Morag is thrilled to be unaccompanied, but it’s not to last, and when troublesome stepdaughter Macy hoves into view, Mothers and Daughters assumes a heightened gravitas as Ladd demonstrates that wisdom is not necessarily the preserve of older folk.
The only fully sane and balanced twosome in the group is waiting in Lombadina. Single mother Amira and her daughter Tess decamped to the north several months earlier for a teacher exchange programme. The women became friends as young mothers, but the passage of time and the evolution of character present obstacles. How much of a decade-long friendship is based on real connection and commonalities and how much on nostalgia? With elegance and clarity Ladd depicts the fondness, the memory of love, that linger in place of true closeness as teenage girls come to terms with the dissolution of a tight bond forged in childhood.

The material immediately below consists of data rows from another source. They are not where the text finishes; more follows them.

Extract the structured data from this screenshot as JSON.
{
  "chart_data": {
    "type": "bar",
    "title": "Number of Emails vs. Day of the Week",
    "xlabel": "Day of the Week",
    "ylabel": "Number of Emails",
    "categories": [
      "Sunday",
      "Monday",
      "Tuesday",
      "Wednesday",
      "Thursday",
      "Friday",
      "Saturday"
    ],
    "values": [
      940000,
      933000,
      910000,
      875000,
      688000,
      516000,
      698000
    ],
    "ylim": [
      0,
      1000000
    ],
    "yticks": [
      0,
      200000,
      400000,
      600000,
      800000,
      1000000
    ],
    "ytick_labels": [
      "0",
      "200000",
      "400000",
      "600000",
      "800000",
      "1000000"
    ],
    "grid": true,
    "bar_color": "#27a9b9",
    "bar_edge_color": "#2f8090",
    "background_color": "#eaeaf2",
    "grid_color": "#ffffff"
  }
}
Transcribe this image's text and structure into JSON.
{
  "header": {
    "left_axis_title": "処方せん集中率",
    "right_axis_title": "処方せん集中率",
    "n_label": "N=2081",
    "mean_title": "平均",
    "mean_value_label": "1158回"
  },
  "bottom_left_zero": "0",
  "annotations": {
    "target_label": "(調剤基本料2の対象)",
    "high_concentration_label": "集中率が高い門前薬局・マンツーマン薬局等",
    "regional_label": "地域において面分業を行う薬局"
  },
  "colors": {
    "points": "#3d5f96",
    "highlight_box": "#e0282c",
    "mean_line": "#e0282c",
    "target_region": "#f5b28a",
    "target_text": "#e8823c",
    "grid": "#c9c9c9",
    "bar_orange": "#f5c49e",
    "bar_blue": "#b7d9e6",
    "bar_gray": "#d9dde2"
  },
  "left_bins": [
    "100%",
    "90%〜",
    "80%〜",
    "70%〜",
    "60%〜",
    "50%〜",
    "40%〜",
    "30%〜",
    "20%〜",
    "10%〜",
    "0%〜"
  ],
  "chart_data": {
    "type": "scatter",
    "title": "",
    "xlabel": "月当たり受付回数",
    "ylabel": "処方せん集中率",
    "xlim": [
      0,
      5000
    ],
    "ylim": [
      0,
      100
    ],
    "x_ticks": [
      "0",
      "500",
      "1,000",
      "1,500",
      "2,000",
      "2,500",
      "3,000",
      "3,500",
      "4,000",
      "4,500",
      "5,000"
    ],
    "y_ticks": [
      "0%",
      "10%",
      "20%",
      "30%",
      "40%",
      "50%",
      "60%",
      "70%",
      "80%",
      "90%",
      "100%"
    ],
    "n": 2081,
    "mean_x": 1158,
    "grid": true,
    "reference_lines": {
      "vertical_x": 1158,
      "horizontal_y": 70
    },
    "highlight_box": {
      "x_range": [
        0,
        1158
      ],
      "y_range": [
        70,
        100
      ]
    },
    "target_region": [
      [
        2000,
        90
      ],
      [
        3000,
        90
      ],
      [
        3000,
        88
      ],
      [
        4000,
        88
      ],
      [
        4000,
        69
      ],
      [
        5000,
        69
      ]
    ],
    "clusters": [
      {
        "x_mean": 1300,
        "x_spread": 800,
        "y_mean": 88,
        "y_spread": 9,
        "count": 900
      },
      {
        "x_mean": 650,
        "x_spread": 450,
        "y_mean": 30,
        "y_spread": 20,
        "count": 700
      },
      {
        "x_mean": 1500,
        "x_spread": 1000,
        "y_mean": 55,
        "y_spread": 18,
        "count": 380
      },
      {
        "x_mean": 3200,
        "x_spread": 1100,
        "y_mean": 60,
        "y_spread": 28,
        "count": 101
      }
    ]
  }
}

Amira considers the quiet community a model of how things should be done and bristles at her friend’s assessment of it as “primitive”. While Amira and her daughter have already formed deep roots in their new home, it is a place nearly as alien to Caro and Fiona as to Scottish Morag. The isolated, no-frills setting exposes prejudice in the women and exacerbates their bickering; it acts as an emotional hothouse that mirrors the arid dryness of the landscape and lays bare every fear and insecurity.
Ladd is an arch observer of speech and conduct, and moments of casual racism illuminate a chasm in Australian culture and suggest that the divide between the heavily populated coasts and the remote aboriginal territories is more than geographic.
Mothers and Daughters is a fascinating, carefully structured and often profound examination of friendship and the titular relationships that sit at the centre of many women’s lives.